The Braves trailed 6-0 before getting home runs from pinch-hitter Brandon Snyder in the seventh inning and Matt Kemp in the eighth. Kemp has 35 homers and 108 RBIs, including 12 homers and 39 RBIs in 54 games since being traded to the Braves.

Wisler was charged with nine hits, five runs and two walks with three strikeouts in 4 2/3 innings, raising his ERA to an even 5.00 in 27 games including 26 starts. The 23-year-old, in his first full season, gave up 26 homers including 15 homers in 94 1/3 innings at Turner Field.

“I had some good starts, some really good starts, some really good runs,” Wisler said of his season. “And I also had some really bad starts and some really bad runs. I proved that I can pitch up here, but I also proved that I can be very inconsistent, and when I’m bad I’m really bad through stretches. Going forward, next year, if I have a chance to be up here, I’ve got to prove that I can be consistent and one or two bad starts is not going to affect me for a month like it did the last couple of years.”

Ex-Brave Justin Upton added three hits including his 30th homer, a seventh-inning shot off Brandon Cunniff that pushed Detroit’s lead to 6-0.

Snyder’s two-out homer in the seventh was his third pinch-hit homer this season and came on the 114th and final pitch by left-hander Daniel Norris (4-2), who gave up just five hits and two walks with eight strikeouts in 6 2/3 innings.

The Braves have two games left in the season and in the 20-year baseball lifespan of Turner Field, to be converted into a football stadium for Georgia State University with the Braves headed up I-75 to a new Cobb County ballpark in 2017.

After Kinsler led off Friday’s game with his 28th homer on a 1-2 fastball, 2015 Braves center fielder Cameron Maybin followed with a broken-bat single before Cabrera launched a two-run homer to straightaway center on a first-pitch, 93-mph fastball over the middle. Low-90s fastballs over the heart of the plate were not going to cut it against the Tigers.

Cabrera’s two-run homer in the first was the 37th this season for the future Hall of Famer, in his 10th season with at least 30 homers and 12th with more than 100 RBIs.

He didn’t wait long for homer No. 38. Leading off the third inning, Wisler got ahead in the count with a first-pitch change-up Cabrera swung through.
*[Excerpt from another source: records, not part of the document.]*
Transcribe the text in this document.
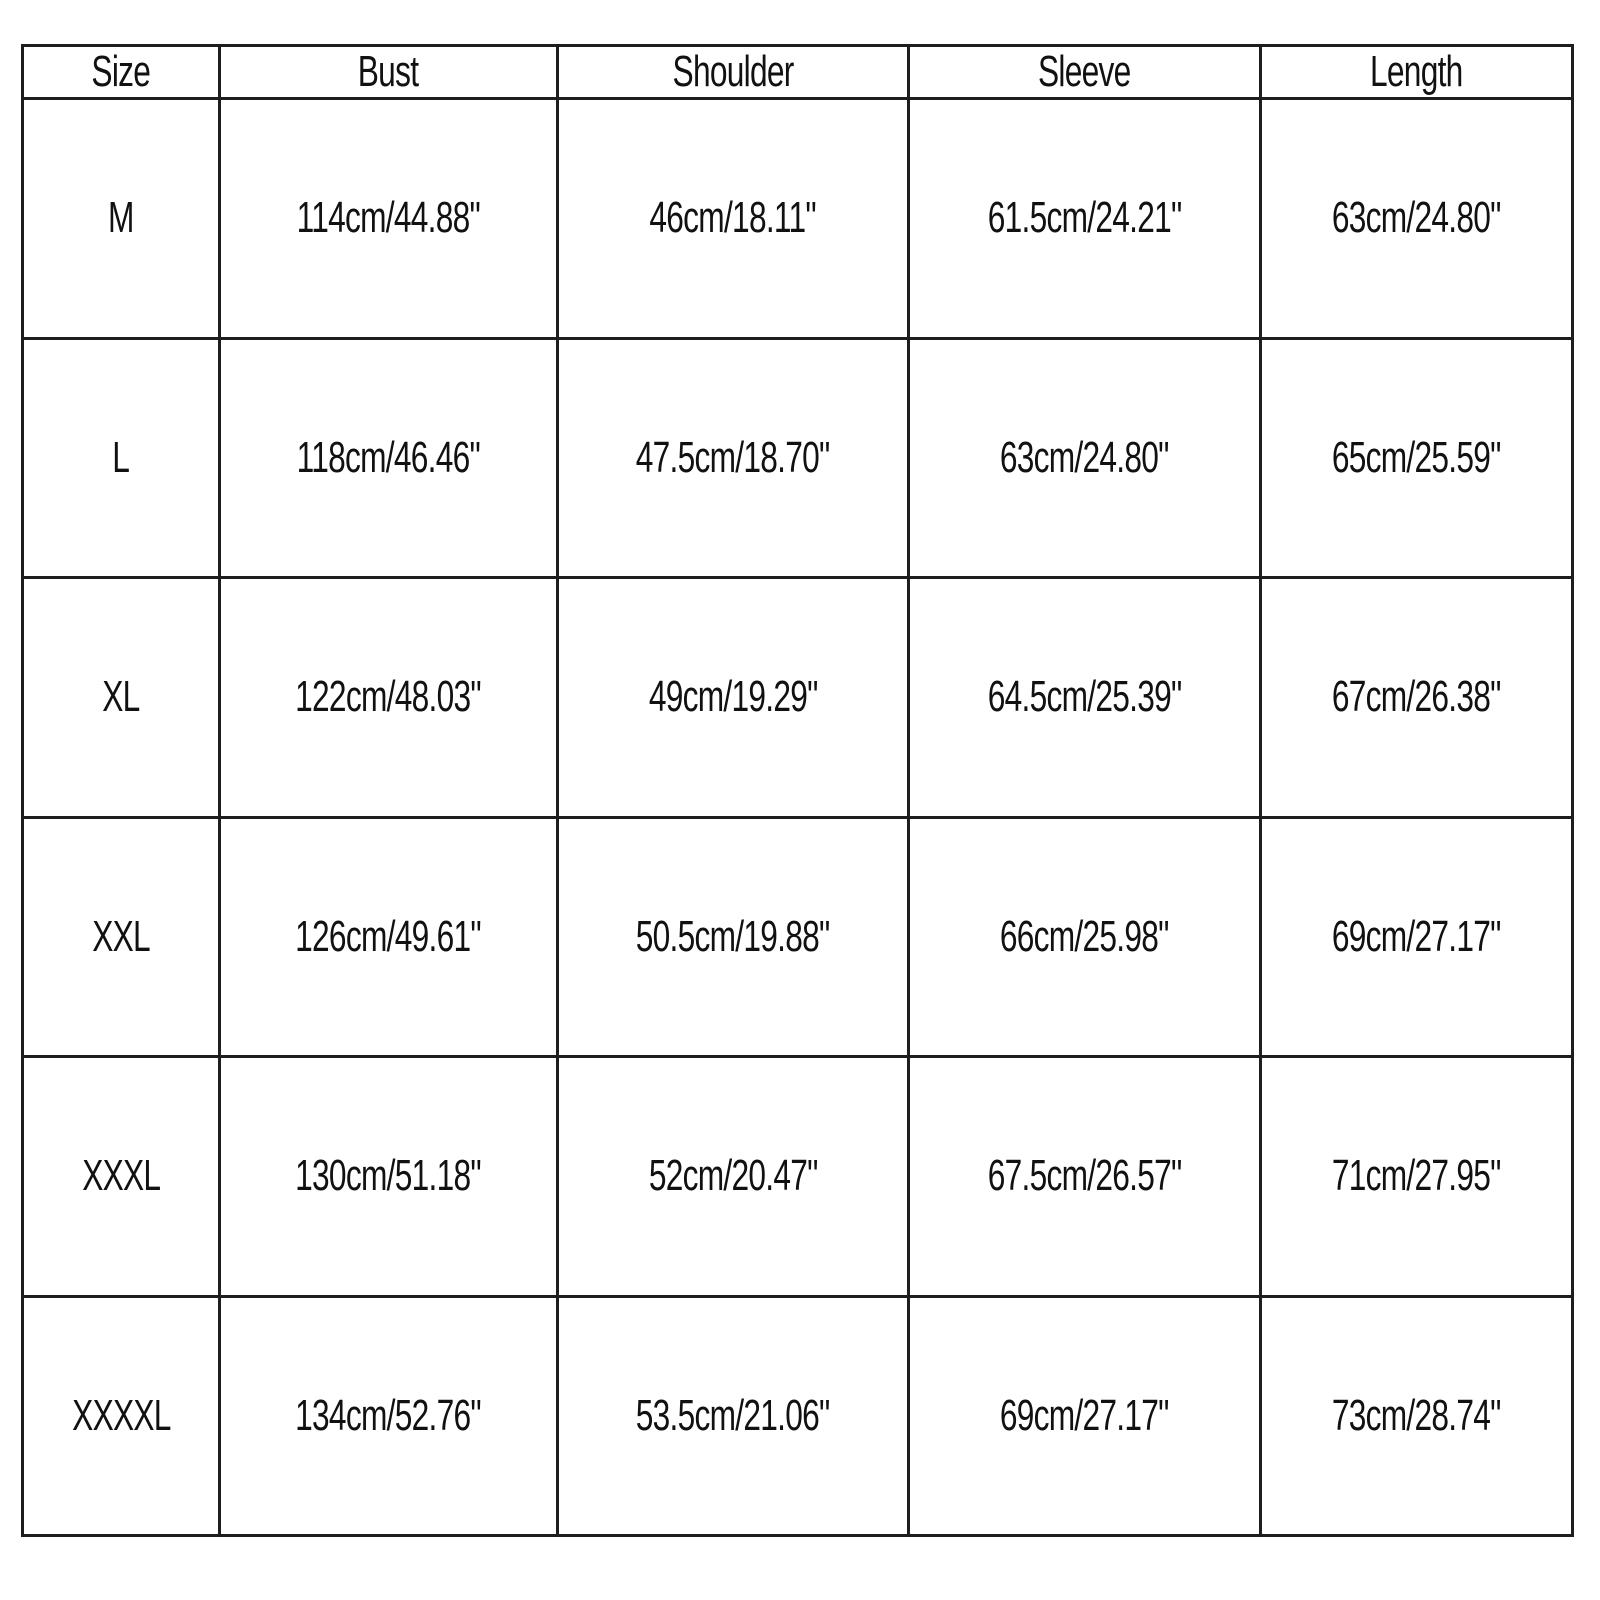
Size	Bust	Shoulder	Sleeve	Length
M	114cm/44.88"	46cm/18.11"	61.5cm/24.21"	63cm/24.80"
L	118cm/46.46"	47.5cm/18.70"	63cm/24.80"	65cm/25.59"
XL	122cm/48.03"	49cm/19.29"	64.5cm/25.39"	67cm/26.38"
XXL	126cm/49.61"	50.5cm/19.88"	66cm/25.98"	69cm/27.17"
XXXL	130cm/51.18"	52cm/20.47"	67.5cm/26.57"	71cm/27.95"
XXXXL	134cm/52.76"	53.5cm/21.06"	69cm/27.17"	73cm/28.74"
When he threw another change-up with the count 1-1, Cabrera crushed it, sending it well over the 400 sign in straight center.

While just the second time Wisler allowed more than two runs in six starts since returning from a stint in Triple-A, it was the third time he got rocked in his last five home starts. He allowed three homers and seven runs in five innings of a July 28 loss to the Phillies, and gave up 10 hits and six runs in 4 1/3 innings of a Sept. 13 loss to the Marlins.